Der Beginn war so erfolgversprechend, daß die behelfsmäßige Einrichtung nicht mehr genügte und eine größere Produktionsstätte gefunden werden mußte. Die noch mit allen Einrichtungen der Milchverarbeitung ausgestattete Bargfelder Meierei bot sich geradezu an. Die zentrale Lage mag die Milchanlieferung begünstigen. Ob und in welchem Umfang sich die Verbraucher dem Verzehr von Ziegenkäse zuwenden werden, bleibt die für den Bestand des Unternehmens entscheidende Frage. Absatzgebiete sind gegenwärtig der Raum Hamburg, Hannover, Schleswig-Holstein und auch schon Nordrhein-Westfalen. Die Milch kommt aus den Kreisen Rendsburg-Eckernförde, Dithmarschen und Steinburg. Hersteller Münster hofft, daß gesteigerte Nachfrage auch zu gesteigerter Anlieferung durch vermehrte Ziegenhaltung führen wird. Es ist ihm zu wünschen! Im Anfang werden wöchentlich 2500 kg Milch verarbeitet. Der Hersteller hofft, noch in diesem Jahr die 100 000-kg-Grenze zu erreichen.

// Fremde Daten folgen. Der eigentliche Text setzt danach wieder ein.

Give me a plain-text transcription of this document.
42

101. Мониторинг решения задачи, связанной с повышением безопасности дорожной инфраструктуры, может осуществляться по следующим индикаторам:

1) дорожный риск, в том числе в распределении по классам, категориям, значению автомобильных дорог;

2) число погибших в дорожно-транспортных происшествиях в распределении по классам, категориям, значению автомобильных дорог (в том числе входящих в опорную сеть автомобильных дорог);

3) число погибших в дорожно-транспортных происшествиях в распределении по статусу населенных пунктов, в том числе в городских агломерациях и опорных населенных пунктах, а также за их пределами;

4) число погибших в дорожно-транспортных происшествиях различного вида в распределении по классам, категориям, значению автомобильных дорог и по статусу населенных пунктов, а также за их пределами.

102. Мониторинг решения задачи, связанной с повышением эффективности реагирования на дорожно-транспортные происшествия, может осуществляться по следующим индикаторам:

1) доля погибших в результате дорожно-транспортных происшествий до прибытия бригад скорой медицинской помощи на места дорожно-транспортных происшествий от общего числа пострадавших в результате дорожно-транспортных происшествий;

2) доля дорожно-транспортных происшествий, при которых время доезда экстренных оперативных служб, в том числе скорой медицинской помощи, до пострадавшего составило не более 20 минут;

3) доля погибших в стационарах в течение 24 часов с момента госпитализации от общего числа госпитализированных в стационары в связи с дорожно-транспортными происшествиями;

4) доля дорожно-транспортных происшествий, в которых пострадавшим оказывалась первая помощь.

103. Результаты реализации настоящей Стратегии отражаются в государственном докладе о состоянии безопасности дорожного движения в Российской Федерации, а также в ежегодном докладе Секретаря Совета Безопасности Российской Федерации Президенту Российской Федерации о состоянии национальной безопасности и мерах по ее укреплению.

Am 8. April 1978 wurde die Produktionsstätte für Ziegenkäse in Bargfeld eröffnet. MdL Fölster hob bei der Eröffnungsvorstellung der Käsesorten die Bedeutung dieser Produktionsstätte hervor und Dr. Gätgens vom Tierzuchtamt in Neumünster sprach über den heutigen Stand der Ziegenzucht in Schleswig-Holstein. Hatte es 1950 noch 16 000 Ziegen gegeben, wurden 1961 nur noch 651 gezählt. Von 1966 bis 1971 hat sich die Zahl der Tiere allerdings fast verdoppelt. So könnte die Ziege zu einem neuen „Wirtschaftsfaktor" werden.